Your correspondent is planning to say something like this at today’s meeting of the Medical Board of California:
In its December 13 issue, the Journal of the American Medical Association published a letter from the Society of Cannabis Clinicians exposing duplicity on the part of the Federation of State Medical Boards —along with a duplicitous reply by FSMB president and CEO Humayon Chaudhry, DO.
The SCC letter was written in response to a “Viewpoint” op-ed by Chaudhry entitled “Medical Board Expectations for Physicians Recommending Marijuana,” published online June 22 and in the print edition of JAMA August 9.
The SCC opposes several key provisions in the “model guidelines” that the Federation wants the state medical boards to adopt. These provisions would:
• trigger investigations of cannabis clinicians based on how many patients they approve and how many plants they authorize patients to grow.
• constrain cannabis clinicians from using cannabis as medicine themselves.
• prevent cannabis clinicians from conducting research in concert with dispensaries.

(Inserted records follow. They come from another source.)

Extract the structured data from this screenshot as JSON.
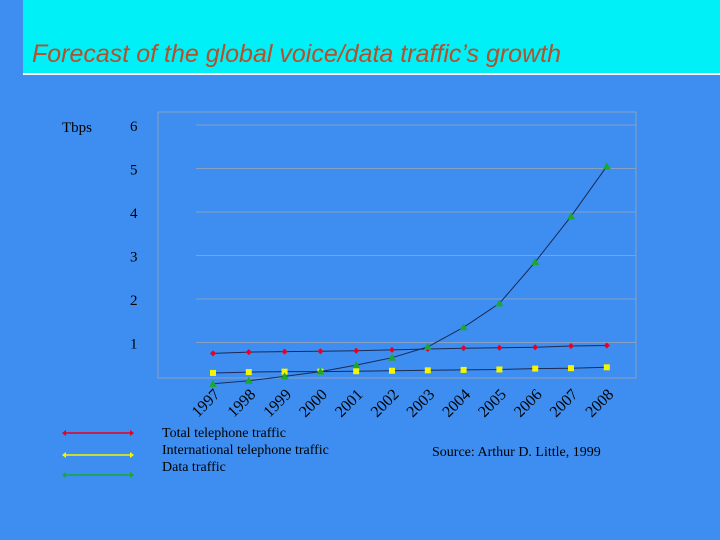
{
  "slide": {
    "title": "Forecast of the global voice/data traffic’s growth",
    "source": "Source: Arthur D. Little, 1999"
  },
  "chart_data": {
    "type": "line",
    "title": "Forecast of the global voice/data traffic’s growth",
    "ylabel": "Tbps",
    "xlabel": "",
    "ylim": [
      0,
      6
    ],
    "yticks": [
      1,
      2,
      3,
      4,
      5,
      6
    ],
    "grid": true,
    "categories": [
      "1997",
      "1998",
      "1999",
      "2000",
      "2001",
      "2002",
      "2003",
      "2004",
      "2005",
      "2006",
      "2007",
      "2008"
    ],
    "series": [
      {
        "name": "Total telephone traffic",
        "color": "#e8001e",
        "marker": "diamond",
        "values": [
          0.75,
          0.78,
          0.79,
          0.8,
          0.81,
          0.83,
          0.85,
          0.87,
          0.88,
          0.89,
          0.92,
          0.93
        ]
      },
      {
        "name": "International telephone traffic",
        "color": "#f5f500",
        "marker": "square",
        "values": [
          0.3,
          0.32,
          0.33,
          0.33,
          0.34,
          0.35,
          0.36,
          0.37,
          0.38,
          0.4,
          0.41,
          0.43
        ]
      },
      {
        "name": "Data traffic",
        "color": "#1aa830",
        "marker": "triangle",
        "values": [
          0.05,
          0.12,
          0.22,
          0.33,
          0.48,
          0.65,
          0.9,
          1.35,
          1.9,
          2.85,
          3.9,
          5.05
        ]
      }
    ],
    "legend_position": "bottom-left"
  }
}
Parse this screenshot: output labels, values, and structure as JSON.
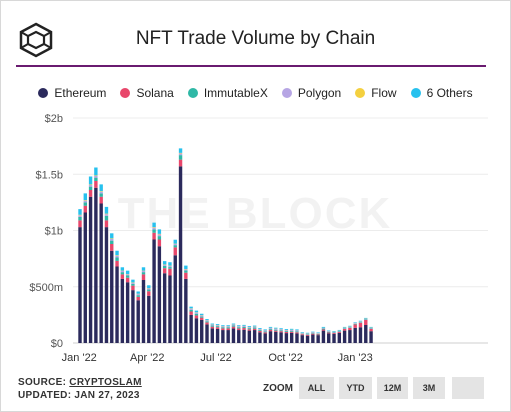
{
  "title": "NFT Trade Volume by Chain",
  "watermark": "THE BLOCK",
  "legend": [
    {
      "name": "Ethereum",
      "color": "#2b2a5c"
    },
    {
      "name": "Solana",
      "color": "#e8476b"
    },
    {
      "name": "ImmutableX",
      "color": "#2fb8a6"
    },
    {
      "name": "Polygon",
      "color": "#b6a5e4"
    },
    {
      "name": "Flow",
      "color": "#f4d03f"
    },
    {
      "name": "6 Others",
      "color": "#27c1ee"
    }
  ],
  "footer": {
    "source_prefix": "SOURCE: ",
    "source_link": "CRYPTOSLAM",
    "updated": "UPDATED: JAN 27, 2023"
  },
  "zoom": {
    "label": "ZOOM",
    "buttons": [
      "ALL",
      "YTD",
      "12M",
      "3M",
      ""
    ]
  },
  "chart_data": {
    "type": "bar",
    "stacked": true,
    "title": "NFT Trade Volume by Chain",
    "x_tick_labels": [
      "Jan '22",
      "Apr '22",
      "Jul '22",
      "Oct '22",
      "Jan '23"
    ],
    "y_tick_labels": [
      "$0",
      "$500m",
      "$1b",
      "$1.5b",
      "$2b"
    ],
    "y_ticks": [
      0,
      500,
      1000,
      1500,
      2000
    ],
    "ylim": [
      0,
      2000
    ],
    "units": "millions USD",
    "grid": true,
    "legend_position": "top",
    "weeks": [
      "2022-01-02",
      "2022-01-09",
      "2022-01-16",
      "2022-01-23",
      "2022-01-30",
      "2022-02-06",
      "2022-02-13",
      "2022-02-20",
      "2022-02-27",
      "2022-03-06",
      "2022-03-13",
      "2022-03-20",
      "2022-03-27",
      "2022-04-03",
      "2022-04-10",
      "2022-04-17",
      "2022-04-24",
      "2022-05-01",
      "2022-05-08",
      "2022-05-15",
      "2022-05-22",
      "2022-05-29",
      "2022-06-05",
      "2022-06-12",
      "2022-06-19",
      "2022-06-26",
      "2022-07-03",
      "2022-07-10",
      "2022-07-17",
      "2022-07-24",
      "2022-07-31",
      "2022-08-07",
      "2022-08-14",
      "2022-08-21",
      "2022-08-28",
      "2022-09-04",
      "2022-09-11",
      "2022-09-18",
      "2022-09-25",
      "2022-10-02",
      "2022-10-09",
      "2022-10-16",
      "2022-10-23",
      "2022-10-30",
      "2022-11-06",
      "2022-11-13",
      "2022-11-20",
      "2022-11-27",
      "2022-12-04",
      "2022-12-11",
      "2022-12-18",
      "2022-12-25",
      "2023-01-01",
      "2023-01-08",
      "2023-01-15",
      "2023-01-22"
    ],
    "series": [
      {
        "name": "Ethereum",
        "values": [
          1030,
          1160,
          1300,
          1380,
          1240,
          1030,
          820,
          680,
          570,
          540,
          470,
          380,
          560,
          420,
          920,
          860,
          620,
          600,
          780,
          1570,
          570,
          250,
          220,
          205,
          165,
          130,
          125,
          115,
          115,
          130,
          115,
          118,
          110,
          115,
          95,
          85,
          105,
          100,
          95,
          88,
          90,
          85,
          70,
          65,
          75,
          70,
          110,
          85,
          80,
          90,
          110,
          115,
          135,
          140,
          160,
          105
        ]
      },
      {
        "name": "Solana",
        "values": [
          60,
          60,
          60,
          60,
          60,
          60,
          60,
          50,
          40,
          40,
          40,
          30,
          50,
          40,
          60,
          60,
          45,
          60,
          70,
          60,
          55,
          30,
          25,
          20,
          18,
          15,
          15,
          15,
          15,
          15,
          15,
          15,
          12,
          12,
          12,
          10,
          12,
          10,
          10,
          10,
          10,
          10,
          8,
          8,
          8,
          6,
          10,
          8,
          8,
          8,
          15,
          20,
          30,
          40,
          45,
          20
        ]
      },
      {
        "name": "ImmutableX",
        "values": [
          30,
          30,
          30,
          30,
          30,
          40,
          30,
          30,
          20,
          20,
          15,
          15,
          20,
          15,
          30,
          30,
          20,
          15,
          20,
          40,
          20,
          15,
          15,
          10,
          10,
          10,
          10,
          10,
          10,
          10,
          10,
          10,
          10,
          10,
          8,
          8,
          8,
          8,
          8,
          8,
          8,
          8,
          5,
          5,
          5,
          5,
          8,
          5,
          5,
          5,
          5,
          5,
          5,
          5,
          5,
          5
        ]
      },
      {
        "name": "Polygon",
        "values": [
          15,
          15,
          15,
          15,
          15,
          15,
          15,
          15,
          10,
          10,
          10,
          10,
          10,
          10,
          15,
          15,
          10,
          10,
          10,
          15,
          10,
          10,
          10,
          10,
          8,
          8,
          8,
          8,
          8,
          8,
          8,
          8,
          8,
          8,
          8,
          8,
          8,
          8,
          8,
          8,
          8,
          8,
          5,
          5,
          5,
          5,
          5,
          5,
          5,
          5,
          5,
          5,
          5,
          5,
          5,
          5
        ]
      },
      {
        "name": "Flow",
        "values": [
          5,
          5,
          5,
          5,
          5,
          5,
          5,
          5,
          3,
          3,
          3,
          3,
          3,
          3,
          5,
          5,
          3,
          3,
          3,
          5,
          3,
          3,
          3,
          3,
          2,
          2,
          2,
          2,
          2,
          2,
          2,
          2,
          2,
          2,
          2,
          2,
          2,
          2,
          2,
          2,
          2,
          2,
          2,
          2,
          2,
          2,
          2,
          2,
          2,
          2,
          2,
          2,
          2,
          2,
          2,
          2
        ]
      },
      {
        "name": "6 Others",
        "values": [
          50,
          60,
          70,
          70,
          60,
          60,
          45,
          40,
          30,
          30,
          25,
          20,
          30,
          25,
          40,
          40,
          30,
          30,
          35,
          40,
          30,
          15,
          15,
          12,
          10,
          8,
          8,
          8,
          8,
          8,
          8,
          8,
          8,
          8,
          8,
          8,
          8,
          8,
          8,
          8,
          8,
          8,
          6,
          6,
          6,
          6,
          8,
          6,
          6,
          6,
          6,
          6,
          6,
          6,
          6,
          6
        ]
      }
    ]
  }
}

Dr. Chaudhry addressed only the last point in his reply:
“The FSMB model guidelines do not prohibit and are not meant to impede physician association with dispensaries for research purposes. The policy states: ‘A physician who recommends marijuana should not have a professional office located at a dispensary or cultivation center or receive financial compensation from or hold a financial interest in a dispensary or cultivation center. Nor should the physician be a director, officer, member, incorporator, agent, employee, or retailer of a dispensary or cultivation center.’”
Which sounds very reasonable— because Chaudhry has simply omitted his concluding sentence: “The physician should not be associated in any way with a dispensary or cultivation center.”
If the editors at JAMA had compared the text of Chaudhry’s December 13 letter to his June 22 Viewpoint (published in the August 13 print edition) they would have caught the whopping lie of omission.
The FSMB honcho also wrote, sneakily, in his December letter: “Our Viewpoint was not intended as a substitute for the model guidelines, but as a general summary.”
A summary is supposed to make a document more succinct —not to conceal or reverse its meaning.
Chaudhry and the FSMB lobbyists who helped draft his response to the SCC were again trying to pull a fast one, hoping no one would notice and/or care. The JAMA editors didn’t.
Will members of the Medical Board of California reject Chaudhry’s tainted product? Who wants to be associated with such crude hucksterism?